Mais au-delà des conditions matérielles, c’est surtout la violence psychologique qui frappe. Selon son avocate, les interrogatoires ont été menés dans un climat d’humiliation : moqueries, insultes visant ses convictions politiques, refus de traduction lors de son audition en hébreu. Une stratégie claire d’intimidation pour briser l’image de résistance qu’incarne Rima Hassan, devenue une figure montante du combat pour les droits des Palestiniens au sein des institutions européennes.

Pressions diplomatiques et cynisme judiciaire

Le transfert successif de la prison de Givon à Neve Tirza, puis de retour à Givon, témoigne d’un flottement dans la gestion de cette détention hautement politique. Si l’intervention de l’ambassade de France a permis de limiter les abus, les autorités israéliennes ont néanmoins conservé le contrôle total du processus d’expulsion, transformant l’affaire en outil de communication politique interne.

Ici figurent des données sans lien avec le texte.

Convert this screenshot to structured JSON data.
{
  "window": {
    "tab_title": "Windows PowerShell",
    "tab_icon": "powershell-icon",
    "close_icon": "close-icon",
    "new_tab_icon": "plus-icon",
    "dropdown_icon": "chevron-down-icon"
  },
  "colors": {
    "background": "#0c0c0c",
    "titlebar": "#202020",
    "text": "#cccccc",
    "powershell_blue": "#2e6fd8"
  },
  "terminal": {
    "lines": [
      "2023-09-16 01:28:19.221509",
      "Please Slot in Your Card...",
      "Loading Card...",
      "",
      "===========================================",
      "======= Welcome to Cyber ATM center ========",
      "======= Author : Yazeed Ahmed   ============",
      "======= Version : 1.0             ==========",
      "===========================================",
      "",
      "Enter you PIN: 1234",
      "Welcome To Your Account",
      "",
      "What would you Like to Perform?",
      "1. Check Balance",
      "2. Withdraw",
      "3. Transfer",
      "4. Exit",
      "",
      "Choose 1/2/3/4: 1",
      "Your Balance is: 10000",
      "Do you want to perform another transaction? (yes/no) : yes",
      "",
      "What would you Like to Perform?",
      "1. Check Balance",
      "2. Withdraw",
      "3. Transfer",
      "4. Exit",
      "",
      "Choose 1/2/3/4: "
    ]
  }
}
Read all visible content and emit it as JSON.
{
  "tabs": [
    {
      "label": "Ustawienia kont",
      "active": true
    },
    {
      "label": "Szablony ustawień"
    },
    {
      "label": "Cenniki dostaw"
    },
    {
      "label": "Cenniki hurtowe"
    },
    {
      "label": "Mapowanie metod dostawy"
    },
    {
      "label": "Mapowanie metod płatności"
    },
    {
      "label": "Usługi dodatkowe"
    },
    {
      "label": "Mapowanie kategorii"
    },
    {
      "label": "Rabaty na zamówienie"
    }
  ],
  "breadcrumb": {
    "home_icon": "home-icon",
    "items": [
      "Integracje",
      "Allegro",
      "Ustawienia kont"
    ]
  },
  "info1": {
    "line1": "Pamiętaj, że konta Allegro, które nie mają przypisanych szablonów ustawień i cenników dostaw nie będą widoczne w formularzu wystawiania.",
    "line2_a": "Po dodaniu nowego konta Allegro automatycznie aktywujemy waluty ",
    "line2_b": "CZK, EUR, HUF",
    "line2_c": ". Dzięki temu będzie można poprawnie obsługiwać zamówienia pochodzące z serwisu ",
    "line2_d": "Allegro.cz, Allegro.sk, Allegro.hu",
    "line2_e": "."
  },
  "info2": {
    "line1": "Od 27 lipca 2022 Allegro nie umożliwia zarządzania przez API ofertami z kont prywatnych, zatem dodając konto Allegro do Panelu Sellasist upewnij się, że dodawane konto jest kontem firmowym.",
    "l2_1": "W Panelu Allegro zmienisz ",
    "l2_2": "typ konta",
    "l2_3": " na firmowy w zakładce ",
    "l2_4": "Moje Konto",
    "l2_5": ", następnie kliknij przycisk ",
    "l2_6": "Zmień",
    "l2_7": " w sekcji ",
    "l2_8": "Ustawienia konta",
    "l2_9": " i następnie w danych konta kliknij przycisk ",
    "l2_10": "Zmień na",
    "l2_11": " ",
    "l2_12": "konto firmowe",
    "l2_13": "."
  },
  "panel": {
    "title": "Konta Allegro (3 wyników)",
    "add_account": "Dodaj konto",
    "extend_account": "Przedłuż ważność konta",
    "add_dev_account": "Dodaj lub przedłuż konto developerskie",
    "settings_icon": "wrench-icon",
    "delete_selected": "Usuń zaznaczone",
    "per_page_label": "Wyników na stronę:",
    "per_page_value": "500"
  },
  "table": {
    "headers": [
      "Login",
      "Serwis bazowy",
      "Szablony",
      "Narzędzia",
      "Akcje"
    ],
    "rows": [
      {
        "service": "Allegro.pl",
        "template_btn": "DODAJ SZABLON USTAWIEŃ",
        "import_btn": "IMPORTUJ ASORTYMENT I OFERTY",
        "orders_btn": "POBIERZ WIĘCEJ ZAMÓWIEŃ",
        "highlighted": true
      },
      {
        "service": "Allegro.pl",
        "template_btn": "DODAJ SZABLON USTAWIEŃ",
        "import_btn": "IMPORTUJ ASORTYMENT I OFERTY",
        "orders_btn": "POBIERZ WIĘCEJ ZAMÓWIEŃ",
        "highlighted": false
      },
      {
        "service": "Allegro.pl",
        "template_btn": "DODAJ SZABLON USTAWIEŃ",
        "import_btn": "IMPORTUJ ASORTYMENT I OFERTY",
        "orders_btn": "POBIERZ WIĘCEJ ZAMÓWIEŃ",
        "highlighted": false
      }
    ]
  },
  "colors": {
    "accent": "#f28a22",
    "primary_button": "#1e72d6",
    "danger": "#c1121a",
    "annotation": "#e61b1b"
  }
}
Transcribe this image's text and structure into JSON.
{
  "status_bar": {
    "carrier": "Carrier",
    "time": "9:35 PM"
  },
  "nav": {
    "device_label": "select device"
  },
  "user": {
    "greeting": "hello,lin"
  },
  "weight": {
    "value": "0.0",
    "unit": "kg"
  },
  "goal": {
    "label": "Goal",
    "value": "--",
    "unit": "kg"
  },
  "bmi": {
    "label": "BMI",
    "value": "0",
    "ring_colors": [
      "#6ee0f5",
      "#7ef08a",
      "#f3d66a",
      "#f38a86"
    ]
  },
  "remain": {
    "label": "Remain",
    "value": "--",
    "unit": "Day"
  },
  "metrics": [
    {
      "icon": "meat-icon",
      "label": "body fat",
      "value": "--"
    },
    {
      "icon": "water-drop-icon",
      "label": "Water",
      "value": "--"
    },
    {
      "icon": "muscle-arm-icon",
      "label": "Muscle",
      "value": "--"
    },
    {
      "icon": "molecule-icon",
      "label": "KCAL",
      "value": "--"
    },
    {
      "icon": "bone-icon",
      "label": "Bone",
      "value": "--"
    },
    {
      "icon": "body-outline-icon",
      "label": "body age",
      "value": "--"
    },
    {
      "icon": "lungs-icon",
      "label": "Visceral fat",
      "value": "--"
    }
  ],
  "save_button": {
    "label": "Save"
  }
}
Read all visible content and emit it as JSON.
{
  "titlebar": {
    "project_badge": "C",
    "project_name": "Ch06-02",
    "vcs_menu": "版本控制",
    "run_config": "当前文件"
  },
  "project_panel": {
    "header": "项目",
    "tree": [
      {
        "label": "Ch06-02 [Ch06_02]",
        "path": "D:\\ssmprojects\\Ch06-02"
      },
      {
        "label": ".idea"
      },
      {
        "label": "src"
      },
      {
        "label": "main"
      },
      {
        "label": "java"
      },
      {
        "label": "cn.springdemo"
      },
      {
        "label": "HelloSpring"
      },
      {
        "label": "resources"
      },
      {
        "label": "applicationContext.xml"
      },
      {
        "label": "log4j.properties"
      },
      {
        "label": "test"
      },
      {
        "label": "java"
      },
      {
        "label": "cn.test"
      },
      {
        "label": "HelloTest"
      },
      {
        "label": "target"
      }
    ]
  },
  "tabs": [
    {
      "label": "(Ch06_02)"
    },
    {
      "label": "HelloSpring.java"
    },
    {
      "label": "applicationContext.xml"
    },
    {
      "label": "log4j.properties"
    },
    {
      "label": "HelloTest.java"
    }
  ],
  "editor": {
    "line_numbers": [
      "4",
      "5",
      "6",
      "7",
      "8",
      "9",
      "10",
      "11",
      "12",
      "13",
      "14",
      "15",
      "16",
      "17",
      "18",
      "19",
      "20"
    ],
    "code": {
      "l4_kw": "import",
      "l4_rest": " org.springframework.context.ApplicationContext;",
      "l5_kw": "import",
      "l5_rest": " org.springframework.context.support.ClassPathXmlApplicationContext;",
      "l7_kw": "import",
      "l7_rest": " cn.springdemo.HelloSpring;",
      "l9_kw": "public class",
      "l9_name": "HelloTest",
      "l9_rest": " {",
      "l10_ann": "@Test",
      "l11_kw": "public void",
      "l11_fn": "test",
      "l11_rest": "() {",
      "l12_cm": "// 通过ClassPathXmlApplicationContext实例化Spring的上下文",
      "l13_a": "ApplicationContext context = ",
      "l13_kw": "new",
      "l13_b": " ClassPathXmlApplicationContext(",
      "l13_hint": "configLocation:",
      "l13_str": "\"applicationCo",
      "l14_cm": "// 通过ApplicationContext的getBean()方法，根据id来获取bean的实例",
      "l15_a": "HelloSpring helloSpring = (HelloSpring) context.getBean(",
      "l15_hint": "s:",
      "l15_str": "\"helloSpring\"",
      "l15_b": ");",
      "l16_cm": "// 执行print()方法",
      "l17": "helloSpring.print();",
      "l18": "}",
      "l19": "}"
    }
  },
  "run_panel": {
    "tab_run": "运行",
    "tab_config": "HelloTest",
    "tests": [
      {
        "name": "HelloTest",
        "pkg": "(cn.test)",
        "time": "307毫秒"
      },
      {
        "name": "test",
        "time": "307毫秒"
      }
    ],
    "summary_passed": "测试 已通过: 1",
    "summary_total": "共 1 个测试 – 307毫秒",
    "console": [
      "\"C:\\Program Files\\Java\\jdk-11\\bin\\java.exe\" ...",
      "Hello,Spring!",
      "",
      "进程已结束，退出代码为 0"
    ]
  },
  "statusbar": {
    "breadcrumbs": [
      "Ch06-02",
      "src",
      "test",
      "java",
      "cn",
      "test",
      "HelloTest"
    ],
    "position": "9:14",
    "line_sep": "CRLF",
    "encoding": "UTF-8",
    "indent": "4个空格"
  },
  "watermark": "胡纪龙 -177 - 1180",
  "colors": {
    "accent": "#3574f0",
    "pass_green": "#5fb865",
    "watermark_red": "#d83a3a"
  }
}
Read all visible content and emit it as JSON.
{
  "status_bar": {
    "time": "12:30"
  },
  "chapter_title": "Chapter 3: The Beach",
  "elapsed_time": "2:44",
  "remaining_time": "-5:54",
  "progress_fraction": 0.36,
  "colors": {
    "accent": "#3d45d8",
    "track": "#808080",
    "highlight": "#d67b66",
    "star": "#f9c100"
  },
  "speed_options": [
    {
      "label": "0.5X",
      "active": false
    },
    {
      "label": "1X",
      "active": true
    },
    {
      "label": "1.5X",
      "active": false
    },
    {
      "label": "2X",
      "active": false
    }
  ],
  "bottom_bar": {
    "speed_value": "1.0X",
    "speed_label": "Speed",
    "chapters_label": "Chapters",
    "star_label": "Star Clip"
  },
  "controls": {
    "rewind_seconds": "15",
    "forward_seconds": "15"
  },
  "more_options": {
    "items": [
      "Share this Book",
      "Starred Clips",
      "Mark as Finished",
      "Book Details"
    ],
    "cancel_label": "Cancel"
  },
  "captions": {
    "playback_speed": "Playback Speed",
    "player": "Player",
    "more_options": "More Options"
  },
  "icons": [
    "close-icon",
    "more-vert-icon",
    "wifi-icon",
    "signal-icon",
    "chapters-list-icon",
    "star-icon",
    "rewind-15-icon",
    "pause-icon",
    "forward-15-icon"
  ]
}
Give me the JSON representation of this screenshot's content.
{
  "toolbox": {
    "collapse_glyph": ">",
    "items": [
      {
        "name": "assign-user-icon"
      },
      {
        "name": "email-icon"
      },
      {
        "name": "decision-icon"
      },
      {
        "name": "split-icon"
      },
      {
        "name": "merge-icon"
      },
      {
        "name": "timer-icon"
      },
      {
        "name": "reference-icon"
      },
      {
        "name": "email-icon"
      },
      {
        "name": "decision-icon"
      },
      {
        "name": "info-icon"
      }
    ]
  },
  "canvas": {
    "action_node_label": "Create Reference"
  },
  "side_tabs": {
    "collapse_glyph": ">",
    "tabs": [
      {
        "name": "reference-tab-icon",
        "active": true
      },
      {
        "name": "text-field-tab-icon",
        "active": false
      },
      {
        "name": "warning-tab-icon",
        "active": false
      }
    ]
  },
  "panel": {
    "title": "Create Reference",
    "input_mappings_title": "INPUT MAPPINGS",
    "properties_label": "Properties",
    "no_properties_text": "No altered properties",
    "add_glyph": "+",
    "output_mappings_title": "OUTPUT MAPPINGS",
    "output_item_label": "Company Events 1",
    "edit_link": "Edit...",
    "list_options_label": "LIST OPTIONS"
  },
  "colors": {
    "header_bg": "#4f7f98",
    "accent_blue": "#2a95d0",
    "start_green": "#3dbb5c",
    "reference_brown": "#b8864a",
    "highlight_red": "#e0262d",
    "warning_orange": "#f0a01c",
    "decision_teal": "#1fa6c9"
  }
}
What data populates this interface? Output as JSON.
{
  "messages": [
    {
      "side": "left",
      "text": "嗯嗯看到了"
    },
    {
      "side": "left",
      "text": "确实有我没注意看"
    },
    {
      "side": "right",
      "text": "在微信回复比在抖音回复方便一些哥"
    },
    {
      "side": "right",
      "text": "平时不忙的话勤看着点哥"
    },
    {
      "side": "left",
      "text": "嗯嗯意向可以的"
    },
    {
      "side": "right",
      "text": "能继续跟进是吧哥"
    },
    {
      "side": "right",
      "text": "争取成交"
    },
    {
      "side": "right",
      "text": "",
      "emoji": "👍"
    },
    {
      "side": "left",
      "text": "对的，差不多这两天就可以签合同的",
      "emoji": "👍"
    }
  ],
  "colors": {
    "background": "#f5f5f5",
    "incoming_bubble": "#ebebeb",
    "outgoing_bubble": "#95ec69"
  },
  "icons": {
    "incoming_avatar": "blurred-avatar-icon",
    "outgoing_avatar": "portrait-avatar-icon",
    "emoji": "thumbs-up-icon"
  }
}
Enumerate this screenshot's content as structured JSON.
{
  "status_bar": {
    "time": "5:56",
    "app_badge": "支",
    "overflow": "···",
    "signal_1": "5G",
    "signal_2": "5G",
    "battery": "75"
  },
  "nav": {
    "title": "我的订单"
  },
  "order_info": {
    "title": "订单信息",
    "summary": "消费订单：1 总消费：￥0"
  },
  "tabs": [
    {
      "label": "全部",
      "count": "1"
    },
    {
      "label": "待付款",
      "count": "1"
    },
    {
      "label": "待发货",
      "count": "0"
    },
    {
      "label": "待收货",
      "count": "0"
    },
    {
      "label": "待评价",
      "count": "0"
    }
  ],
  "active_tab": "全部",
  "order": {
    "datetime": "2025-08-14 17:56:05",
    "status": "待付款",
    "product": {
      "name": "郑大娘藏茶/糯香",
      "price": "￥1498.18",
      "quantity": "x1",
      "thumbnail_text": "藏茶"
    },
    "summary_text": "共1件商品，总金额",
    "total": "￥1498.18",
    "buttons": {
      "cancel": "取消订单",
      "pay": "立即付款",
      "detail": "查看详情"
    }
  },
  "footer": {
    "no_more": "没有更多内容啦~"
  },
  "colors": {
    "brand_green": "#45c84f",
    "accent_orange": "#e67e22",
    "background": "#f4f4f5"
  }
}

En réalité, la présence de Rima Hassan et des militants de la Flottille pour Gaza dérangeait. En interceptant le Madleen, Israël envoie un message clair : toute tentative de briser le blocus de Gaza ou de dénoncer publiquement les crimes de guerre perpétrés dans l’enclave sera sanctionnée sans ménagement, y compris lorsqu’elle émane de représentants officiels étrangers.

Israël étend la criminalisation de la solidarité

L’arrestation de la Flottille pour Gaza s’inscrit dans une stratégie plus large. Depuis le début du siège de Gaza, les autorités israéliennes criminalisent de façon systématique les initiatives internationales qui visent à contourner le blocus ou à acheminer de l’aide humanitaire indépendante. Les précédentes Flottilles, les convois terrestres comme la récente Caravane de la Résilience, ou encore les initiatives de journalistes, font tous face à la même logique d’obstruction violente.

En frappant une eurodéputée, Israël prend aussi le risque de transformer cette affaire en crise diplomatique. Mais le gouvernement de Benjamin Netanyahou parie sur l’absence de réelles sanctions de la part de ses partenaires occidentaux, qui se bornent à de timides déclarations. Jusqu’à présent, ni l’Union Européenne, ni la France n’ont exigé d’enquête internationale ou dénoncé publiquement la violation du droit international commise lors de cette opération en mer.

L’impunité au cœur du dispositif israélien

Au fond, cette expulsion s’ajoute à une longue liste d’actes qui démontrent l’impunité dont bénéficie Israël sur la scène internationale. Le contrôle absolu de la narration, l’usage cynique de la législation antiterroriste, et la pression permanente sur les défenseurs des droits humains, qu’ils soient palestiniens ou internationaux, participent à verrouiller tout débat démocratique sur le drame en cours à Gaza.

Rima Hassan, en choisissant de participer à la Flottille pour Gaza, savait qu’elle braverait cette machine répressive. Son expulsion, au-delà de la sanction individuelle, constitue un avertissement global adressé à tous ceux qui, aujourd’hui, osent encore dénoncer les crimes en cours dans l’enclave palestinienne.